Traduzione De Bello Gallico, Aulo Irzio, Versione di Latino, Libro 08; 15-16

Di Redazione Studenti.

Traduzione in italiano del testo originale in latino del Libro 08; paragrafi 15-16 dell'opera De Bello Gallico di Aulo Irzio

DE BELLO GALLICO: TRADUZIONE DEL LIBRO 08; PARAGRAFI 15-16

15. I barbari, forti della posizione, non avrebbero rifiutato lo scontro, se i Romani avessero tentato un attacco al colle; ma non potevano inviare soldati in piccoli gruppi, per evitare che si scoraggiassero, una volta sparpagliati; perciò mantennero la stessa formazione. Cesare, di fronte alla loro pervicacia, lascia pronto un distaccamento di venti coorti e, tracciato il campo, ordina di fortificarlo. Terminati i lavori, schiera le legioni, le dispone, in pieno assetto, dinnanzi al vallo e piazza di guardia i cavalieri con i loro cavalli tenuti a briglia.

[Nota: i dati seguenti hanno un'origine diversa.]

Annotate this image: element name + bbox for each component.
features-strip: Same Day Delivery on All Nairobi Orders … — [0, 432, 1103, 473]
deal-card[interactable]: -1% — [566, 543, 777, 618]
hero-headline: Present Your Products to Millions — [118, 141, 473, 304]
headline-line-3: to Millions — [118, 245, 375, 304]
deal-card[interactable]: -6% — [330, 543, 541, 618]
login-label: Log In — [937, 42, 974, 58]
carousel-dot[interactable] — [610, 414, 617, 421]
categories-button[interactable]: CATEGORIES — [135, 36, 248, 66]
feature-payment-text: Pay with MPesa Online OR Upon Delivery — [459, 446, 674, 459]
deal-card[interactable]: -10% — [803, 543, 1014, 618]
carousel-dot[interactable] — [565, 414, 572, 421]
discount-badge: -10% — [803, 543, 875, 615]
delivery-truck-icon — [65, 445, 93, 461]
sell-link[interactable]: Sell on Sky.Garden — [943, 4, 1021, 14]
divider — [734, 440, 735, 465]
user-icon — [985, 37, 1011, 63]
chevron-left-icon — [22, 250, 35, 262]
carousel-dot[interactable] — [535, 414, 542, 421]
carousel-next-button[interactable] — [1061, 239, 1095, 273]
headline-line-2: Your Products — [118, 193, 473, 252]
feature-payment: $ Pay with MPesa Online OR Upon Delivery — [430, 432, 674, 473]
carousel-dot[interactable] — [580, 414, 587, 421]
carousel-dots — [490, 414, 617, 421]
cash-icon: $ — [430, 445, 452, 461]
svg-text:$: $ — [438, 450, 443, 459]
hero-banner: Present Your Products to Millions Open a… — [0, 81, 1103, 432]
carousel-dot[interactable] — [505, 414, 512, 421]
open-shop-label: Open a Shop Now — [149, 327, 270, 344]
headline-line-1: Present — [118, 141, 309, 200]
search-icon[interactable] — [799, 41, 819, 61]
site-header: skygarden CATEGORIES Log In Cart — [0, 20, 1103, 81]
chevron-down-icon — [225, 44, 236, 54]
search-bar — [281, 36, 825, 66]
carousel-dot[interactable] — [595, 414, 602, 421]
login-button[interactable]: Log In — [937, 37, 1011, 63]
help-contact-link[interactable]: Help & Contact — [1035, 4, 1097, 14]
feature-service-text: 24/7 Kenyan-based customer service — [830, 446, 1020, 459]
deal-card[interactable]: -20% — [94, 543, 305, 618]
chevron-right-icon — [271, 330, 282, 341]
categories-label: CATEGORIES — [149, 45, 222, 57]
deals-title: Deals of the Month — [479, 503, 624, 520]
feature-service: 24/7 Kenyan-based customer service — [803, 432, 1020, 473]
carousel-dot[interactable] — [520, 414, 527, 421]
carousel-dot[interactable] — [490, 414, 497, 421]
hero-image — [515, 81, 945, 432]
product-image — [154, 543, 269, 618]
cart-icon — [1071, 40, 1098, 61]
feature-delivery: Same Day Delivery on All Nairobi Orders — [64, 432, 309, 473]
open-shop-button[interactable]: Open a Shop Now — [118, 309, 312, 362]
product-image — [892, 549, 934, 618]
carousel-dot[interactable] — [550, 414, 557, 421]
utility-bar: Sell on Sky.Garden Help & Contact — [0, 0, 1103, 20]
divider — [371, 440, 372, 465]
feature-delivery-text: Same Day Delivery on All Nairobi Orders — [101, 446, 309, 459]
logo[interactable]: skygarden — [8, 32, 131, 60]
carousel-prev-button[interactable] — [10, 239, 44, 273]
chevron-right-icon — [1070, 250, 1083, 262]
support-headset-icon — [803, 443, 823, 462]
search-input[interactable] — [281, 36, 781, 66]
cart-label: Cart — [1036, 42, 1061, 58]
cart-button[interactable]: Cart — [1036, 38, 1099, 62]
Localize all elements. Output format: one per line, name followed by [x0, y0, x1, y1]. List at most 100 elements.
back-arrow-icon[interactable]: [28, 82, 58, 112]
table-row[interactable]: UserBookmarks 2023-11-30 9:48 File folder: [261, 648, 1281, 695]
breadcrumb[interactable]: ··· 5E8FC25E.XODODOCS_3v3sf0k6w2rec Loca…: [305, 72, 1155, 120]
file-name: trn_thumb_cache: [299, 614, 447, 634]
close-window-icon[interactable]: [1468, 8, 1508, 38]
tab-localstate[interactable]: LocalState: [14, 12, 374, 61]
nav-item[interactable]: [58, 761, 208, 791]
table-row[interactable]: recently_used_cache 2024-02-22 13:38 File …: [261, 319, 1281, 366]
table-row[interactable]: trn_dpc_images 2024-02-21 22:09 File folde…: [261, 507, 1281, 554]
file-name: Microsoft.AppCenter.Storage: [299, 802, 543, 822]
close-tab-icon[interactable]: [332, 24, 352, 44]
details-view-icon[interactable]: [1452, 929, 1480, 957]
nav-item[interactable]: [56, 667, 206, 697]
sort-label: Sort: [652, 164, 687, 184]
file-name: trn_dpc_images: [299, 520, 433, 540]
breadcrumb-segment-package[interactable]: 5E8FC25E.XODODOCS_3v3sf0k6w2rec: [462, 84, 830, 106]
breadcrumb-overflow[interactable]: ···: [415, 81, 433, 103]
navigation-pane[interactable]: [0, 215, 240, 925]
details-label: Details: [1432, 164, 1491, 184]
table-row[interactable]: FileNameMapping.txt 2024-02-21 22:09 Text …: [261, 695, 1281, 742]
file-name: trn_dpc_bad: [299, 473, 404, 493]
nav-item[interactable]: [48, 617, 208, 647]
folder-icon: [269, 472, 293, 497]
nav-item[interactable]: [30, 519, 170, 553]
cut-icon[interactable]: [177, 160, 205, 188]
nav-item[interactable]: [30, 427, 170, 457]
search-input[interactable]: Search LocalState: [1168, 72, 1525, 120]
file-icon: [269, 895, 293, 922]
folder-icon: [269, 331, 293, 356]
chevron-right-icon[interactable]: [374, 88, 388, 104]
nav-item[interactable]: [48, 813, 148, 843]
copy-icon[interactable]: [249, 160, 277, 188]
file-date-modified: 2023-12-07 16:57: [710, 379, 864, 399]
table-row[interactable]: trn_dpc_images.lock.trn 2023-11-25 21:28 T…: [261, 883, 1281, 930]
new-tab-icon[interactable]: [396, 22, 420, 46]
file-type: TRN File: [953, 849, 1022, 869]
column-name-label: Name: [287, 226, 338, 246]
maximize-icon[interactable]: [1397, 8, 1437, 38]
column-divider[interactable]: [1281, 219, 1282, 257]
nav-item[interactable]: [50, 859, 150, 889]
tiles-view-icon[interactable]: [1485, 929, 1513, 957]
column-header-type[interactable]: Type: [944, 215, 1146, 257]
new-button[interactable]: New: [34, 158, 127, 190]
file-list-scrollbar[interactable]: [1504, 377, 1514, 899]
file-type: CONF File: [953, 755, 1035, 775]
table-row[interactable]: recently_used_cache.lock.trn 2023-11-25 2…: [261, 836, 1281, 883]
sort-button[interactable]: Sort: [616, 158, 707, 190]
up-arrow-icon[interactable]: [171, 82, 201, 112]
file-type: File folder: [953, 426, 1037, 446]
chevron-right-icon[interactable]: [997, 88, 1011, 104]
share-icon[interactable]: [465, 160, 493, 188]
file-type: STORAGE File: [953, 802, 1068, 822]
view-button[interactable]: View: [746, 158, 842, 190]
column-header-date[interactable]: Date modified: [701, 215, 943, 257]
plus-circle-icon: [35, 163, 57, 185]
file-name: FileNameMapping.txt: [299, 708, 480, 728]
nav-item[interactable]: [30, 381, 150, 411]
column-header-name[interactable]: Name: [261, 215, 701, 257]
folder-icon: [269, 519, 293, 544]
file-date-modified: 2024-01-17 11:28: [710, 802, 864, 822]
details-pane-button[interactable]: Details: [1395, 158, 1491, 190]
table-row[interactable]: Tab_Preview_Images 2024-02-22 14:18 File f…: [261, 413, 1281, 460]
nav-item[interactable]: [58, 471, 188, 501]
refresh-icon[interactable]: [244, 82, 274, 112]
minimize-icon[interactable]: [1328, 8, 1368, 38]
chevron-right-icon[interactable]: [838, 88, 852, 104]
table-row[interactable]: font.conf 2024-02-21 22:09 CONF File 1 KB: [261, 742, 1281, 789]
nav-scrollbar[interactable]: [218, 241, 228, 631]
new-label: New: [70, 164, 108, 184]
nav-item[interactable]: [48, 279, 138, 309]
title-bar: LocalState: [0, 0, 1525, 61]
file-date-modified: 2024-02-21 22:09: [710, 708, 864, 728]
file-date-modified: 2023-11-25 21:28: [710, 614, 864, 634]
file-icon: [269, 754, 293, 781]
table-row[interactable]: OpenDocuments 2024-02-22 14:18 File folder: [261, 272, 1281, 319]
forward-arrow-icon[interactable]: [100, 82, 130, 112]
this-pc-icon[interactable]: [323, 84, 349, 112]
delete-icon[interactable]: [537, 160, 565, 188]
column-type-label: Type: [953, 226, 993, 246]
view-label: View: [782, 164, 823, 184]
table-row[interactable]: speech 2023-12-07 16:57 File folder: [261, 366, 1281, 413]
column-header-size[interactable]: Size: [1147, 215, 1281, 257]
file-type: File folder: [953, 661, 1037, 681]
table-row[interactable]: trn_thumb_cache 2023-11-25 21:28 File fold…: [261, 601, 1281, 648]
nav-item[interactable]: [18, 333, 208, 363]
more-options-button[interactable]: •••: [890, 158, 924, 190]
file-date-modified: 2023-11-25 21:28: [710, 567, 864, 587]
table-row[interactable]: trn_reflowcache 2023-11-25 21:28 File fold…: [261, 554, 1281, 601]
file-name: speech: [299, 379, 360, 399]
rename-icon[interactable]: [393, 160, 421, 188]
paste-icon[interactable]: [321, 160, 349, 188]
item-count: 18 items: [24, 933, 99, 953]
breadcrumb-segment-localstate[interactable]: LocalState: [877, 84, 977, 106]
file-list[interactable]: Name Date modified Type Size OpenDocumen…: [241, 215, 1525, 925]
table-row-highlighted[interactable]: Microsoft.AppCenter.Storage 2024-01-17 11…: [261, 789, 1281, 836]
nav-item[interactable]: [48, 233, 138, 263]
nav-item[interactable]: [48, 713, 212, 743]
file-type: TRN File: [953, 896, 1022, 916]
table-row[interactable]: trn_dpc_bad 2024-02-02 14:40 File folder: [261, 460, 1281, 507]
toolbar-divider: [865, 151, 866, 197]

I Bellovaci, vedendo i Romani pronti all'inseguimento e non potendo né pernottare, né rimanere più a lungo in quel luogo senza correre pericoli, decidono la ritirata con il seguente stratagemma. le fascine di paglia e frasche su cui sedevano (infatti, i Galli sono soliti sedere su fascine, come ricorda Cesare nei precedenti commentari) e che abbondavano nel loro accampamento, se le passarono di mano in mano e le posero dinnanzi alla loro linea Quando il giorno volgeva al termine, contemporaneamente, a un segnale stabilito, le incendiano. Così, un muro di fiamme, all'improvviso, coprì ai Romani la vista di tutte le truppe nemiche. E subito i barbari ripiegarono con grandissima rapidità. 16. Cesare, anche se non aveva potuto vedere la ritirata dei nemici per le fiamme che gli si paravano dinnanzi, sospettava comunque che lo stratagemma servisse a una fuga Perciò, fa avanzare le legioni e lancia all'inseguimento gli squadroni di cavalleria. Temendo, però, un'imboscata, nel caso che i nemici fossero rimasti nella loro posizione e cercassero solo di attirare i nostri in una zona svantaggiosa, procede con una certa lentezza. I cavalieri non osavano spingersi nella densissima cortina di fumo e di fiamme; se qualcuno vi era entrato per l'eccessivo slancio, vedeva a stento la testa del proprio cavallo; temendo, dunque, un agguato, lasciarono che i Bellovaci si ritirassero senza difficoltà. Così, dopo una fuga dettata dal timore, ma al contempo piena di astuzia, senza aver subito alcuna perdita, i nemici procedettero per non più di dieci miglia e si attestarono in una zona ben munita. Da lì, appostandosi di continuo con i cavalieri e i fanti, infliggevano gravi perdite ai Romani in cerca di foraggio.